The observed incidence of LBW and prevalence of placental parasitaemia at delivery suggest that malaria remains a problem in pregnancy, even in areas with high bed net coverage for women who do not receive IPTp. Delivery of IPTp should be emphasized at all levels of implementation to achieve maximum community coverage.

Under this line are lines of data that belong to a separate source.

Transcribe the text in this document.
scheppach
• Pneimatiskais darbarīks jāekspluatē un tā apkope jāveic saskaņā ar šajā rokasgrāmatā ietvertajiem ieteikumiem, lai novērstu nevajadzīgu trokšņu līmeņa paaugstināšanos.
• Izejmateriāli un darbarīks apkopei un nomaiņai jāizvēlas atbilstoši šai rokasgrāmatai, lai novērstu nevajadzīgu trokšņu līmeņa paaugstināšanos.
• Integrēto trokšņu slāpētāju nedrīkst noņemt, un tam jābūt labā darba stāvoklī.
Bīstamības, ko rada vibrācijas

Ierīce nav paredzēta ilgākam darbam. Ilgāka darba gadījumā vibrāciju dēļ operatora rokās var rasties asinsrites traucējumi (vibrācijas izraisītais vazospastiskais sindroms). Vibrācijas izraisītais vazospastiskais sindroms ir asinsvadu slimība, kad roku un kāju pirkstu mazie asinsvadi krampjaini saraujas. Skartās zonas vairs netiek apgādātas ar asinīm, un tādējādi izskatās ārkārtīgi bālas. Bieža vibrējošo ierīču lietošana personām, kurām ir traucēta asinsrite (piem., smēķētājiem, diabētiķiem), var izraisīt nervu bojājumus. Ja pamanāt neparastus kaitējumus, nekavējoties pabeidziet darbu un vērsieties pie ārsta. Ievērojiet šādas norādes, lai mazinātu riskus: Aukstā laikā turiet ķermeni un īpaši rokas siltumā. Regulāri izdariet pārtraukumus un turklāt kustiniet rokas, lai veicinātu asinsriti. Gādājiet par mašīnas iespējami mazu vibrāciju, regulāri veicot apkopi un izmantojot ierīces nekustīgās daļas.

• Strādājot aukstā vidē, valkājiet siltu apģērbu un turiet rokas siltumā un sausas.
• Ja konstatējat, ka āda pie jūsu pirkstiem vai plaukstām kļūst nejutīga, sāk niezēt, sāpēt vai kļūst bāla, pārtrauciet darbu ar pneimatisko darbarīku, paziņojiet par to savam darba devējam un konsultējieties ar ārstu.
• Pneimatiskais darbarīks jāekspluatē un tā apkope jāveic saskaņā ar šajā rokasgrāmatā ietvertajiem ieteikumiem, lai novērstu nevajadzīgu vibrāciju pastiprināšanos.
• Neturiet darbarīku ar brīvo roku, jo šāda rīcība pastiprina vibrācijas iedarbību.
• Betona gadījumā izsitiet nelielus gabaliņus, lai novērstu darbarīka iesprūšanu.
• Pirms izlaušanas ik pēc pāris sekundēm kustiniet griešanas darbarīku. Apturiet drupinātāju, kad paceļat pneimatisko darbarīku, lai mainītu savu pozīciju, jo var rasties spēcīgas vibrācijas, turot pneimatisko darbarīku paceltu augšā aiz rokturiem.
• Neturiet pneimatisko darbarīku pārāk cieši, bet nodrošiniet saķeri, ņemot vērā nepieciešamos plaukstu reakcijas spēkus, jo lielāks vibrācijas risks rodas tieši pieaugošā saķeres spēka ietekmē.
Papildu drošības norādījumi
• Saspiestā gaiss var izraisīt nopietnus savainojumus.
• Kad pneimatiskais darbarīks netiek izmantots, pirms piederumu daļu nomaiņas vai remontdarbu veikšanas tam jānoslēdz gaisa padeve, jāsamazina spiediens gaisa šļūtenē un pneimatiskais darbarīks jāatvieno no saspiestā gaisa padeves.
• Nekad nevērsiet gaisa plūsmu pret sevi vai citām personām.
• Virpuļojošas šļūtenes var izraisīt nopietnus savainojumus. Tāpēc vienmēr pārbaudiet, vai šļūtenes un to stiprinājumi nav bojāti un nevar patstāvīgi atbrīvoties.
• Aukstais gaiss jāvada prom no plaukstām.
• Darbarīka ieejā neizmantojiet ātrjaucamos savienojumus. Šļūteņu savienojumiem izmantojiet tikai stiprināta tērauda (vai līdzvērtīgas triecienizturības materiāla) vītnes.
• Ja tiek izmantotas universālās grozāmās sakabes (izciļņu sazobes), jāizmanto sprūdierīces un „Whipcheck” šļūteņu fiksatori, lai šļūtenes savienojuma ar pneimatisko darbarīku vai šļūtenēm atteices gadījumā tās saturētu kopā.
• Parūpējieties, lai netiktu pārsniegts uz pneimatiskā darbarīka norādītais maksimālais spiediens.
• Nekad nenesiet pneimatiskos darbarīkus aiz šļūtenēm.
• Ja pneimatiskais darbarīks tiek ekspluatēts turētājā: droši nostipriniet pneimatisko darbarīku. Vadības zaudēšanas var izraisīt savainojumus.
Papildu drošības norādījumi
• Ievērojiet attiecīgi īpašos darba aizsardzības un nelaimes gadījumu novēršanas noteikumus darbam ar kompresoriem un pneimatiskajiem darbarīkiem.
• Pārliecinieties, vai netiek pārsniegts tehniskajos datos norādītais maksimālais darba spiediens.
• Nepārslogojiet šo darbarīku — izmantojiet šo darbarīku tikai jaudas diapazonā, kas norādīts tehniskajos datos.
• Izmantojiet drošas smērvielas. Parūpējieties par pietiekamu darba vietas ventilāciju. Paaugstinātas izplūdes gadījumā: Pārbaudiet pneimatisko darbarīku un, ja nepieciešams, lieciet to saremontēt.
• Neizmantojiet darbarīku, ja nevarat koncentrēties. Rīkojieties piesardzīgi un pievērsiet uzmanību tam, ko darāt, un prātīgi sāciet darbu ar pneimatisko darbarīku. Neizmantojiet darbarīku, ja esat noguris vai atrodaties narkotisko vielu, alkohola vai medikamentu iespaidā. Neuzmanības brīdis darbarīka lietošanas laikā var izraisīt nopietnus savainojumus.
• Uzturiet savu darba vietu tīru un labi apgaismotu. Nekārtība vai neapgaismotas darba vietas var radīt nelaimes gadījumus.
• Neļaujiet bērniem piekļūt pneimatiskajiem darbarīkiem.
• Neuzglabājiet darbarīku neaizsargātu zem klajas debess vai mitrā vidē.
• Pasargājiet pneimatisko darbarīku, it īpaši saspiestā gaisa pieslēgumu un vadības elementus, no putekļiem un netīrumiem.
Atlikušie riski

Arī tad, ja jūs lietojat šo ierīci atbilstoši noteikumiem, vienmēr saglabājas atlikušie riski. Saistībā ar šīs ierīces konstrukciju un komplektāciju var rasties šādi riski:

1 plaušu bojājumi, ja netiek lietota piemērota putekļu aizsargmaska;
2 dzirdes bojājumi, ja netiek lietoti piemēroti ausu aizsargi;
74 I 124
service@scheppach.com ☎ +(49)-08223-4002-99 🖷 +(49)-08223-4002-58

Funding for this study was made possible by the Centers for Disease Control and Prevention and the United States Agency for International Development.
We are grateful to the Interdisciplinary Monitoring Project for Antimalarial Combination Therapy (IMPACT) study team in Ifakara for their invaluable contribution in data collection. We thank SFDDH labour ward nurses for interviewing pregnant women and we extend our gratitude to the pregnant women in Ifakara who participated in the study. We thank the statisticians for their invaluable advice: Dr Honorati Masanja of Ifakara Health Research and Development Centre and Gerard Borsboom of Erasmus Medical Centre, University Medical Centre Rotterdam, Netherlands (EMC).
This article was part of A M Kabanywanyi's academic preparation for the MSc in clinical epidemiology at Erasmus Medical Centre.